Christmas market vendors could return to a Bath street after a successful experiment last year.
Construction work around the Abbey forced Visit Bath to look further afield in 2018 and it set its sights on Milsom Street, which was transformed for the 18-day event.
It now wants permission to install 26 chalets and three mobile catering pitches in the road, and spill out into New Bond Street and Bond Street in order to “maximise public safety and improve crowd flow”.
Some 404,000 people visited Bath’s Christmas market last year, down from 409,000 in 2017, mirroring a national trend.
A Visit Bath spokesperson said: “Bath Christmas Market delivers in excess of £30million into the city – which shows that the event continues to be of huge economic benefit to Bath.
“We consider the market’s extension into Milsom Street a great success and we received lots of positive feedback from residents, visitors, stallholders and local retailers.
“The footprint had a very positive impact on Christmas sales and footfall figures for businesses in this area.
“Subject to planning, we aim to return to Orange Grove, once the Abbey’s Footprint project is complete, as well as continue to have chalets in Milsom Street.”
Visit Bath is consulting with stakeholders and will hold ongoing drop-in sessions so issues can be raised. It says it will ensure that full consideration is given to local businesses and residents during the event.
Road closures will be in place on Milsom Street, Quiet Street, New Bond Street and Green Street before, during and after the event, and parking will be restricted in George Street.
There will be 25 retail chalets, one catering chalet and three mobile catering pitches in and around Milsom Street – among 150 chalets across the city.
They will be positioned in the road so pavements, business doorways or window displays will not be obstructed or restricted in any way. There will also be sufficient space for emergency vehicles requiring access to the area.
Security will be on site 24 hours a day.
Bath Christmas Market is one of the South West’s largest open public events, and the organisers have a plan on how to prevent terrorism.

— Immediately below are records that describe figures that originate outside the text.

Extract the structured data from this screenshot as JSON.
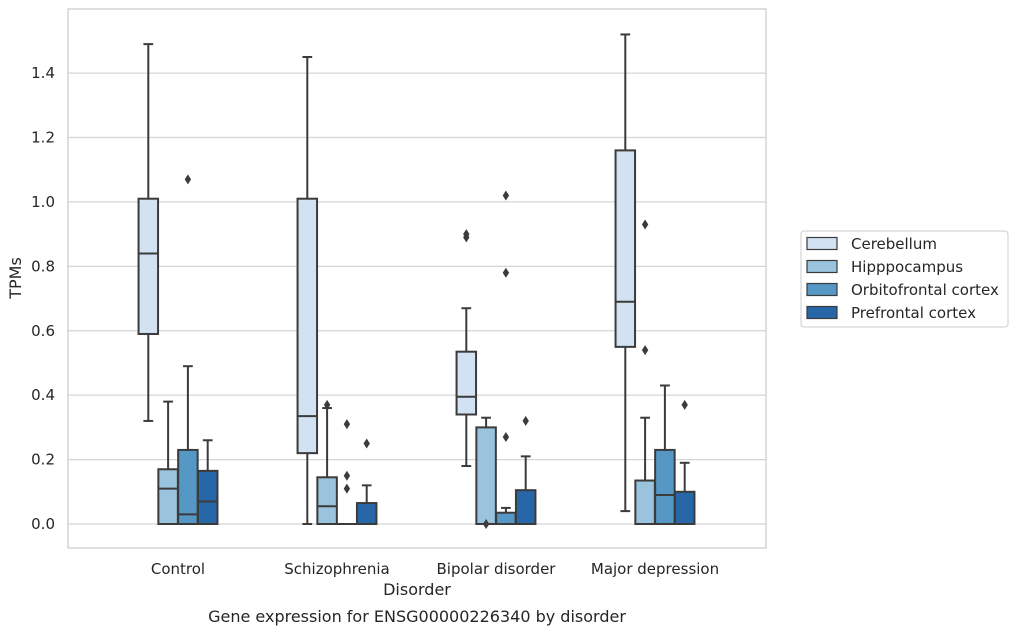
{
  "chart_data": {
    "type": "boxplot",
    "title": "Gene expression for ENSG00000226340 by disorder",
    "xlabel": "Disorder",
    "ylabel": "TPMs",
    "ylim": [
      -0.07,
      1.57
    ],
    "yticks": [
      0.0,
      0.2,
      0.4,
      0.6,
      0.8,
      1.0,
      1.2,
      1.4
    ],
    "ytick_labels": [
      "0.0",
      "0.2",
      "0.4",
      "0.6",
      "0.8",
      "1.0",
      "1.2",
      "1.4"
    ],
    "categories": [
      "Control",
      "Schizophrenia",
      "Bipolar disorder",
      "Major depression"
    ],
    "grid": "horizontal",
    "legend_position": "right",
    "series": [
      {
        "name": "Cerebellum",
        "color": "#d3e2f2",
        "boxes": [
          {
            "whislo": 0.32,
            "q1": 0.59,
            "med": 0.84,
            "q3": 1.01,
            "whishi": 1.49,
            "fliers": []
          },
          {
            "whislo": 0.0,
            "q1": 0.22,
            "med": 0.335,
            "q3": 1.01,
            "whishi": 1.45,
            "fliers": []
          },
          {
            "whislo": 0.18,
            "q1": 0.34,
            "med": 0.395,
            "q3": 0.535,
            "whishi": 0.67,
            "fliers": [
              0.89,
              0.9
            ]
          },
          {
            "whislo": 0.04,
            "q1": 0.55,
            "med": 0.69,
            "q3": 1.16,
            "whishi": 1.52,
            "fliers": []
          }
        ]
      },
      {
        "name": "Hipppocampus",
        "color": "#9ac4dd",
        "boxes": [
          {
            "whislo": 0.0,
            "q1": 0.0,
            "med": 0.11,
            "q3": 0.17,
            "whishi": 0.38,
            "fliers": []
          },
          {
            "whislo": 0.0,
            "q1": 0.0,
            "med": 0.055,
            "q3": 0.145,
            "whishi": 0.36,
            "fliers": [
              0.37
            ]
          },
          {
            "whislo": 0.0,
            "q1": 0.0,
            "med": 0.0,
            "q3": 0.3,
            "whishi": 0.33,
            "fliers": [
              0.0
            ]
          },
          {
            "whislo": 0.0,
            "q1": 0.0,
            "med": 0.0,
            "q3": 0.135,
            "whishi": 0.33,
            "fliers": [
              0.93,
              0.54
            ]
          }
        ]
      },
      {
        "name": "Orbitofrontal cortex",
        "color": "#5597c5",
        "boxes": [
          {
            "whislo": 0.0,
            "q1": 0.0,
            "med": 0.03,
            "q3": 0.23,
            "whishi": 0.49,
            "fliers": [
              1.07
            ]
          },
          {
            "whislo": 0.0,
            "q1": 0.0,
            "med": 0.0,
            "q3": 0.0,
            "whishi": 0.0,
            "fliers": [
              0.11,
              0.15,
              0.31
            ]
          },
          {
            "whislo": 0.0,
            "q1": 0.0,
            "med": 0.0,
            "q3": 0.035,
            "whishi": 0.05,
            "fliers": [
              0.27,
              0.78,
              1.02
            ]
          },
          {
            "whislo": 0.0,
            "q1": 0.0,
            "med": 0.09,
            "q3": 0.23,
            "whishi": 0.43,
            "fliers": []
          }
        ]
      },
      {
        "name": "Prefrontal cortex",
        "color": "#2767a8",
        "boxes": [
          {
            "whislo": 0.0,
            "q1": 0.0,
            "med": 0.07,
            "q3": 0.165,
            "whishi": 0.26,
            "fliers": []
          },
          {
            "whislo": 0.0,
            "q1": 0.0,
            "med": 0.0,
            "q3": 0.065,
            "whishi": 0.12,
            "fliers": [
              0.25
            ]
          },
          {
            "whislo": 0.0,
            "q1": 0.0,
            "med": 0.0,
            "q3": 0.105,
            "whishi": 0.21,
            "fliers": [
              0.32
            ]
          },
          {
            "whislo": 0.0,
            "q1": 0.0,
            "med": 0.0,
            "q3": 0.1,
            "whishi": 0.19,
            "fliers": [
              0.37
            ]
          }
        ]
      }
    ]
  }
}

The application says: “A vehicle offers a convenient delivery mechanism for a large explosive device as well as the vehicle itself being used as used as a weapon.
“In conjunction with the Bath Christmas market existing hostile mitigation plan, Visit Bath will consider all ingress and egress routes that lead both directly and indirectly to Milsom Street and other market areas and will explain how the threat from a hostile vehicle can be reduced using a combination of physical barriers and improved monitoring systems.”
The Christmas market will run from Thursday 28th November to Sunday 15th December.
Bath and North East Somerset Council will decide the fate of the planning application.